Tonkin to Hormuz: Some Suspicious Events

Governments have often taken advantage of the lack of information available to the people. It was long suspected that the infamous Gulf of Tonkin incident, which led to US involvement in the Vietnam War, was a false flag incident to justify yet another foreign war. Recently, declassified documents proved that this was the case. Times have changed and so has the nature of available evidence. In the 1960s it was not so easy to challenge the government narrative. If they said something happened, counter-evidence was not usually ready to hand. The government narrative was usually the only version of events available.

More recently, however, the nature of the available evidence has shifted to the point where it is possible to create counter-narratives to the official position.

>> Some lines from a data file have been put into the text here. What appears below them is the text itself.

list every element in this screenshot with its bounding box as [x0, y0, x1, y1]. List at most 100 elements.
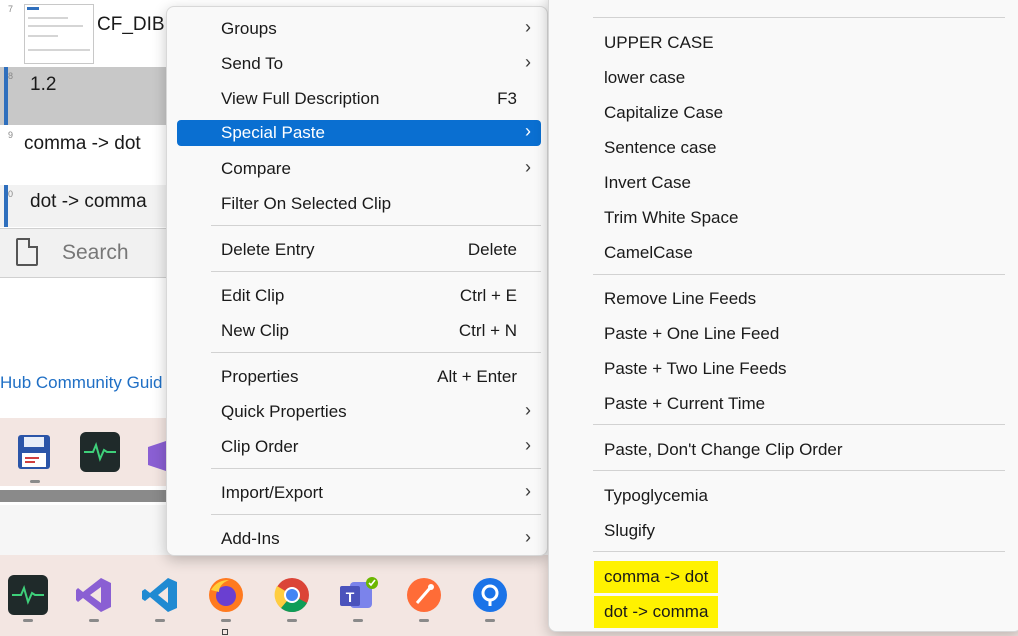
menu-item-label: Add-Ins [221, 529, 280, 548]
submenu-item-label: UPPER CASE [604, 33, 714, 52]
menu-separator [593, 470, 1005, 471]
chrome-icon[interactable] [272, 575, 312, 615]
submenu-item-invert-case[interactable]: Invert Case [549, 169, 1018, 197]
visual-studio-icon[interactable] [74, 575, 114, 615]
menu-separator [211, 352, 541, 353]
submenu-item-label: Capitalize Case [604, 103, 724, 122]
cursor-marker [222, 629, 228, 635]
submenu-item-paste-dont-change-order[interactable]: Paste, Don't Change Clip Order [549, 436, 1018, 464]
submenu-item-dot-to-comma[interactable]: dot -> comma [549, 596, 1018, 628]
chevron-right-icon: › [525, 481, 531, 501]
menu-item-label: Send To [221, 54, 284, 73]
clip-text: 1.2 [30, 74, 57, 95]
menu-item-label: Compare [221, 159, 291, 178]
menu-item-delete-entry[interactable]: Delete Entry Delete [177, 237, 541, 263]
submenu-item-label: comma -> dot [594, 561, 719, 593]
list-item[interactable]: 0 dot -> comma [0, 185, 170, 227]
clip-text: dot -> comma [30, 191, 147, 212]
menu-item-label: Properties [221, 367, 299, 386]
menu-item-groups[interactable]: Groups › [177, 16, 541, 42]
context-menu: Groups › Send To › View Full Description… [166, 6, 548, 556]
special-paste-submenu: UPPER CASE lower case Capitalize Case Se… [548, 0, 1018, 632]
menu-item-label: Quick Properties [221, 402, 347, 421]
menu-item-shortcut: Ctrl + E [459, 286, 517, 305]
submenu-item-capitalize-case[interactable]: Capitalize Case [549, 99, 1018, 127]
menu-separator [211, 271, 541, 272]
submenu-item-paste-one-line-feed[interactable]: Paste + One Line Feed [549, 320, 1018, 348]
submenu-item-lower-case[interactable]: lower case [549, 64, 1018, 92]
menu-separator [593, 424, 1005, 425]
menu-item-filter-on-selected-clip[interactable]: Filter On Selected Clip [177, 191, 541, 217]
pin-app-icon[interactable] [470, 575, 510, 615]
submenu-item-upper-case[interactable]: UPPER CASE [549, 29, 1018, 57]
note-icon [16, 238, 38, 266]
list-item[interactable]: 7 CF_DIB [0, 0, 170, 66]
submenu-item-slugify[interactable]: Slugify [549, 517, 1018, 545]
hub-community-link[interactable]: Hub Community Guid [0, 373, 166, 393]
clip-list: 7 CF_DIB 8 1.2 9 comma -> dot 0 dot -> c… [0, 0, 170, 280]
menu-item-label: Import/Export [221, 483, 324, 502]
activity-monitor-icon[interactable] [80, 432, 120, 472]
menu-item-shortcut: Ctrl + N [458, 321, 517, 340]
list-item[interactable]: 9 comma -> dot [0, 126, 170, 184]
menu-item-label: Groups [221, 19, 277, 38]
menu-item-label: Special Paste [221, 123, 325, 142]
menu-item-view-full-description[interactable]: View Full Description F3 [177, 86, 541, 112]
menu-separator [211, 225, 541, 226]
menu-item-label: View Full Description [221, 89, 380, 108]
menu-item-import-export[interactable]: Import/Export › [177, 480, 541, 506]
submenu-item-sentence-case[interactable]: Sentence case [549, 134, 1018, 162]
postman-icon[interactable] [404, 575, 444, 615]
firefox-icon[interactable] [206, 575, 246, 615]
scrollbar[interactable] [0, 490, 170, 502]
menu-item-label: Edit Clip [221, 286, 285, 305]
background-panel [0, 505, 170, 555]
submenu-item-label: lower case [604, 68, 686, 87]
row-number: 7 [8, 4, 14, 14]
clip-thumbnail [24, 4, 94, 64]
chevron-right-icon: › [525, 17, 531, 37]
menu-item-label: Filter On Selected Clip [221, 194, 392, 213]
menu-separator [593, 551, 1005, 552]
submenu-item-label: Sentence case [604, 138, 717, 157]
activity-monitor-icon[interactable] [8, 575, 48, 615]
submenu-item-label: Paste, Don't Change Clip Order [604, 440, 843, 459]
chevron-right-icon: › [525, 121, 531, 141]
vscode-icon[interactable] [140, 575, 180, 615]
menu-item-new-clip[interactable]: New Clip Ctrl + N [177, 318, 541, 344]
list-item[interactable]: 8 1.2 [0, 67, 170, 125]
submenu-item-typoglycemia[interactable]: Typoglycemia [549, 482, 1018, 510]
submenu-item-label: Paste + Current Time [604, 394, 766, 413]
menu-item-special-paste[interactable]: Special Paste › [177, 120, 541, 146]
chevron-right-icon: › [525, 157, 531, 177]
submenu-item-label: Invert Case [604, 173, 691, 192]
chevron-right-icon: › [525, 435, 531, 455]
search-bar[interactable]: Search [0, 228, 170, 278]
menu-item-properties[interactable]: Properties Alt + Enter [177, 364, 541, 390]
menu-item-clip-order[interactable]: Clip Order › [177, 434, 541, 460]
submenu-item-label: Trim White Space [604, 208, 739, 227]
menu-separator [211, 514, 541, 515]
submenu-item-paste-current-time[interactable]: Paste + Current Time [549, 390, 1018, 418]
menu-item-quick-properties[interactable]: Quick Properties › [177, 399, 541, 425]
floppy-disk-icon[interactable] [14, 432, 54, 472]
submenu-item-label: CamelCase [604, 243, 693, 262]
menu-item-edit-clip[interactable]: Edit Clip Ctrl + E [177, 283, 541, 309]
menu-item-add-ins[interactable]: Add-Ins › [177, 526, 541, 552]
submenu-item-label: Slugify [604, 521, 656, 540]
teams-icon[interactable]: T [338, 575, 378, 615]
menu-item-shortcut: F3 [497, 89, 517, 108]
menu-item-label: Delete Entry [221, 240, 315, 259]
search-input[interactable]: Search [62, 241, 129, 265]
visual-studio-icon[interactable] [146, 436, 166, 476]
clip-text: CF_DIB [97, 14, 165, 35]
submenu-item-trim-white-space[interactable]: Trim White Space [549, 204, 1018, 232]
background-taskbar [0, 418, 170, 486]
submenu-item-comma-to-dot[interactable]: comma -> dot [549, 561, 1018, 593]
submenu-item-remove-line-feeds[interactable]: Remove Line Feeds [549, 285, 1018, 313]
submenu-item-paste-two-line-feeds[interactable]: Paste + Two Line Feeds [549, 355, 1018, 383]
submenu-item-camelcase[interactable]: CamelCase [549, 239, 1018, 267]
menu-item-shortcut: Delete [467, 240, 517, 259]
menu-item-compare[interactable]: Compare › [177, 156, 541, 182]
menu-item-send-to[interactable]: Send To › [177, 51, 541, 77]
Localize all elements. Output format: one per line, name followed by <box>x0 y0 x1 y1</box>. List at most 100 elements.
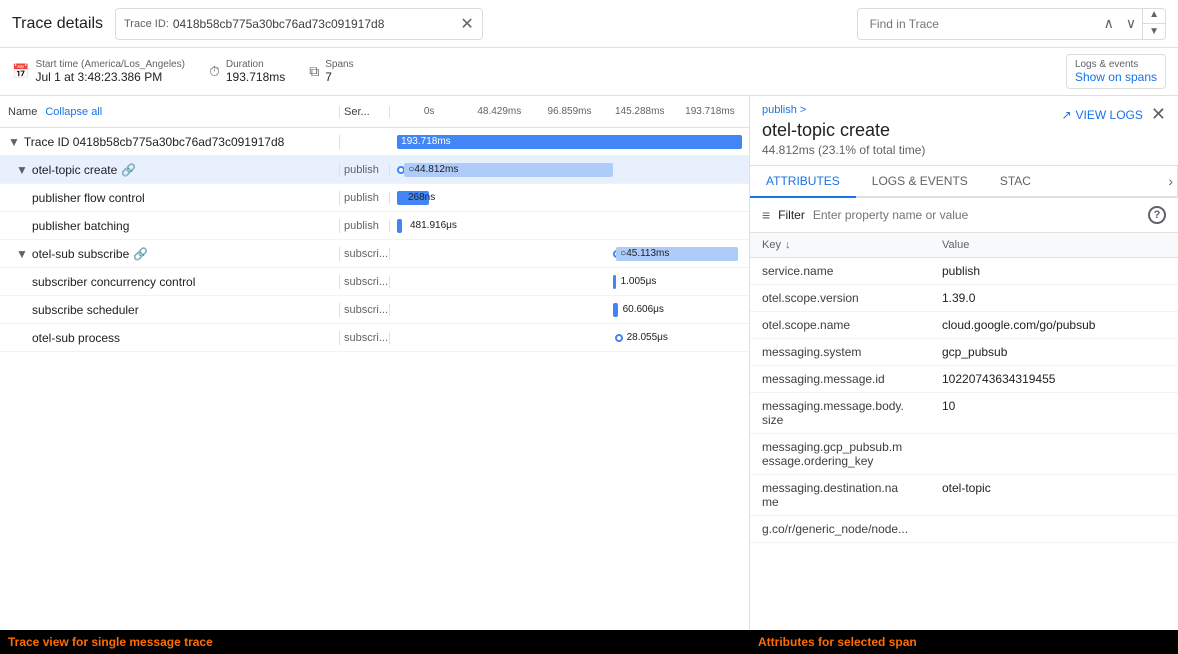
sort-icon[interactable]: ↓ <box>785 239 791 251</box>
bar-text-publisher-flow: 268ns <box>408 192 435 203</box>
row-name-otel-sub: ▼ otel-sub subscribe 🔗 <box>0 247 340 261</box>
details-title: otel-topic create <box>762 120 925 141</box>
tab-stack[interactable]: STAC <box>984 166 1047 198</box>
expand-icon-root[interactable]: ▼ <box>8 135 20 149</box>
details-panel: publish > otel-topic create 44.812ms (23… <box>750 96 1178 630</box>
attr-val-scope-name: cloud.google.com/go/pubsub <box>942 318 1166 332</box>
clock-icon: ⏱ <box>209 63 220 80</box>
row-timeline-sub-concurrency: 1.005μs <box>390 268 749 295</box>
row-label-otel-topic: otel-topic create <box>32 163 117 177</box>
annotation-right: Attributes for selected span <box>750 630 1178 654</box>
row-label-sub-concurrency: subscriber concurrency control <box>32 275 195 289</box>
trace-row-otel-topic-create[interactable]: ▼ otel-topic create 🔗 publish ○44.812ms <box>0 156 749 184</box>
logs-events-box: Logs & events Show on spans <box>1066 54 1166 89</box>
trace-row-subscribe-scheduler[interactable]: subscribe scheduler subscri... 60.606μs <box>0 296 749 324</box>
find-in-trace-wrapper: ∧ ∨ ▲ ▼ <box>857 8 1166 40</box>
details-header: publish > otel-topic create 44.812ms (23… <box>750 96 1178 166</box>
bar-otel-sub: ○45.113ms <box>616 247 738 261</box>
find-next-button[interactable]: ∨ <box>1120 11 1142 36</box>
timeline-label-3: 145.288ms <box>605 106 675 117</box>
attr-table: Key ↓ Value service.name publish otel.sc… <box>750 233 1178 630</box>
bar-text-sub-concurrency: 1.005μs <box>621 276 657 287</box>
bar-publisher-batching <box>397 219 402 233</box>
tab-attributes[interactable]: ATTRIBUTES <box>750 166 856 198</box>
bar-dot-otel-sub-process <box>615 334 623 342</box>
annotation-left: Trace view for single message trace <box>0 630 750 654</box>
find-up-button[interactable]: ▲ <box>1143 8 1165 24</box>
attr-val-messaging-system: gcp_pubsub <box>942 345 1166 359</box>
spans-icon: ⧉ <box>309 63 319 80</box>
annotation-right-text: Attributes for selected span <box>758 635 917 649</box>
details-actions: ↗ VIEW LOGS ✕ <box>1061 104 1166 125</box>
trace-row-publisher-batching[interactable]: publisher batching publish 481.916μs <box>0 212 749 240</box>
duration-value: 193.718ms <box>226 70 285 84</box>
start-time-label: Start time (America/Los_Angeles) <box>35 59 185 70</box>
annotation-left-text: Trace view for single message trace <box>8 635 213 649</box>
attr-row-message-id: messaging.message.id 10220743634319455 <box>750 366 1178 393</box>
clear-icon[interactable]: ✕ <box>460 14 473 34</box>
collapse-all-button[interactable]: Collapse all <box>45 106 102 118</box>
attr-row-service-name: service.name publish <box>750 258 1178 285</box>
attr-key-generic-node: g.co/r/generic_node/node... <box>762 522 942 536</box>
close-button[interactable]: ✕ <box>1151 104 1166 125</box>
find-in-trace-input[interactable] <box>858 17 1098 31</box>
trace-id-input[interactable] <box>173 17 461 31</box>
bar-otel-topic: ○44.812ms <box>404 163 612 177</box>
find-prev-button[interactable]: ∧ <box>1098 11 1120 36</box>
row-timeline-publisher-flow: 268ns <box>390 184 749 211</box>
timeline-label-1: 48.429ms <box>464 106 534 117</box>
row-name-root: ▼ Trace ID 0418b58cb775a30bc76ad73c09191… <box>0 135 340 149</box>
logs-events-toggle[interactable]: Show on spans <box>1075 70 1157 84</box>
filter-input[interactable] <box>813 208 1140 222</box>
tabs-chevron-right[interactable]: › <box>1168 173 1173 189</box>
row-service-sub-concurrency: subscri... <box>340 276 390 288</box>
col-service-header: Ser... <box>340 106 390 118</box>
row-label-publisher-flow: publisher flow control <box>32 191 145 205</box>
details-breadcrumb[interactable]: publish > <box>762 104 925 116</box>
row-timeline-otel-topic: ○44.812ms <box>390 156 749 183</box>
row-name-otel-sub-process: otel-sub process <box>0 331 340 345</box>
start-time-item: 📅 Start time (America/Los_Angeles) Jul 1… <box>12 59 185 84</box>
row-timeline-otel-sub-process: 28.055μs <box>390 324 749 351</box>
external-link-icon: ↗ <box>1061 108 1071 122</box>
col-timeline-header: 0s 48.429ms 96.859ms 145.288ms 193.718ms <box>390 106 749 117</box>
attr-key-service-name: service.name <box>762 264 942 278</box>
bar-sub-concurrency <box>613 275 616 289</box>
row-label-publisher-batching: publisher batching <box>32 219 129 233</box>
row-timeline-root: 193.718ms <box>390 128 749 155</box>
attr-row-dest-name: messaging.destination.name otel-topic <box>750 475 1178 516</box>
trace-id-input-wrapper: Trace ID: ✕ <box>115 8 483 40</box>
row-service-otel-sub-process: subscri... <box>340 332 390 344</box>
bar-root: 193.718ms <box>397 135 742 149</box>
annotation-bar: Trace view for single message trace Attr… <box>0 630 1178 654</box>
trace-row-otel-sub-subscribe[interactable]: ▼ otel-sub subscribe 🔗 subscri... ○45.11… <box>0 240 749 268</box>
row-service-publisher-batching: publish <box>340 220 390 232</box>
main-content: Name Collapse all Ser... 0s 48.429ms 96.… <box>0 96 1178 630</box>
bar-text-subscribe-scheduler: 60.606μs <box>623 304 664 315</box>
spans-value: 7 <box>325 70 353 84</box>
trace-row-publisher-flow[interactable]: publisher flow control publish 268ns <box>0 184 749 212</box>
trace-row-otel-sub-process[interactable]: otel-sub process subscri... 28.055μs <box>0 324 749 352</box>
row-timeline-otel-sub: ○45.113ms <box>390 240 749 267</box>
spans-item: ⧉ Spans 7 <box>309 59 353 84</box>
expand-icon-otel-sub[interactable]: ▼ <box>16 247 28 261</box>
row-label-root: Trace ID 0418b58cb775a30bc76ad73c091917d… <box>24 135 284 149</box>
trace-row-root[interactable]: ▼ Trace ID 0418b58cb775a30bc76ad73c09191… <box>0 128 749 156</box>
find-down-button[interactable]: ▼ <box>1143 24 1165 40</box>
trace-row-sub-concurrency[interactable]: subscriber concurrency control subscri..… <box>0 268 749 296</box>
attr-row-ordering-key: messaging.gcp_pubsub.message.ordering_ke… <box>750 434 1178 475</box>
trace-panel: Name Collapse all Ser... 0s 48.429ms 96.… <box>0 96 750 630</box>
tab-logs-events[interactable]: LOGS & EVENTS <box>856 166 984 198</box>
link-icon-otel-topic[interactable]: 🔗 <box>121 163 136 177</box>
attr-key-messaging-system: messaging.system <box>762 345 942 359</box>
attr-row-message-body-size: messaging.message.body.size 10 <box>750 393 1178 434</box>
expand-icon-otel-topic[interactable]: ▼ <box>16 163 28 177</box>
link-icon-otel-sub[interactable]: 🔗 <box>133 247 148 261</box>
row-timeline-publisher-batching: 481.916μs <box>390 212 749 239</box>
attr-val-message-body-size: 10 <box>942 399 1166 413</box>
help-icon[interactable]: ? <box>1148 206 1166 224</box>
view-logs-button[interactable]: ↗ VIEW LOGS <box>1061 108 1142 122</box>
trace-id-label: Trace ID: <box>124 18 169 30</box>
duration-item: ⏱ Duration 193.718ms <box>209 59 285 84</box>
attr-row-messaging-system: messaging.system gcp_pubsub <box>750 339 1178 366</box>
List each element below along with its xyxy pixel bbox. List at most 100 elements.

This often takes place in the field of independent media (frequently on YouTube), since corporations own establishment media and so the coverage tows the line on the latest foreign adventure. Examples of such counter-narratives include Jimmy Dore and The Real News Network. The use of social media as a means to get actual facts out there to counter the government propaganda is noteworthy.

This brings us to the recent attack on two oil tankers in the straits of Hormuz off the coast of Iran. The Trump Administration seems eager to turn this incident into another Gulf of Tonkin to justify going to war. The politics of this are complex, with the Iran Nuclear Deal signed under Mr. Obama subject to violation and ultimate scrapping by Trump and his goons. However, after the recent incident in Hormuz, a counter-narrative came forth disputing the Trump Administration’s claim that ‘Eye-Ran done it’. Great independent media reporting from Kim Iversen on YouTube seriously calls into question the government narrative, and I encourage you to check it out.

Bringing It Home: Australia

This very network is an example of independent media running facts counter to the outright lies our government pedals. Morrison and his regime do not have good relations with the facts, so printing facts provokes their ire. The go to case here is Emma Alberici’s searing critique of the great lie that is corporate tax cuts are good for the wider economy. Greg Jericho aptly responded in The Guardian, skewering the government for its attack on Ms. Alberici. These pseudo-fascists forced the ABC to pull the piece and publish a ‘revamped’ version of it. He who controls the past, controls the future; he who controls the present, controls the past.

Conclusion: The Role of Independent Media

Governments’ reactions to critical coverage clearly shows that it hits a nerve. Whether Spud screams media bias, or Trump screeches ‘fake news’, this should encourage us. We should continue to speak truth to power. They know they are losing the war and so they screech louder. Forward, my friends. Let us show these dinosaur politicians the true power of the information age.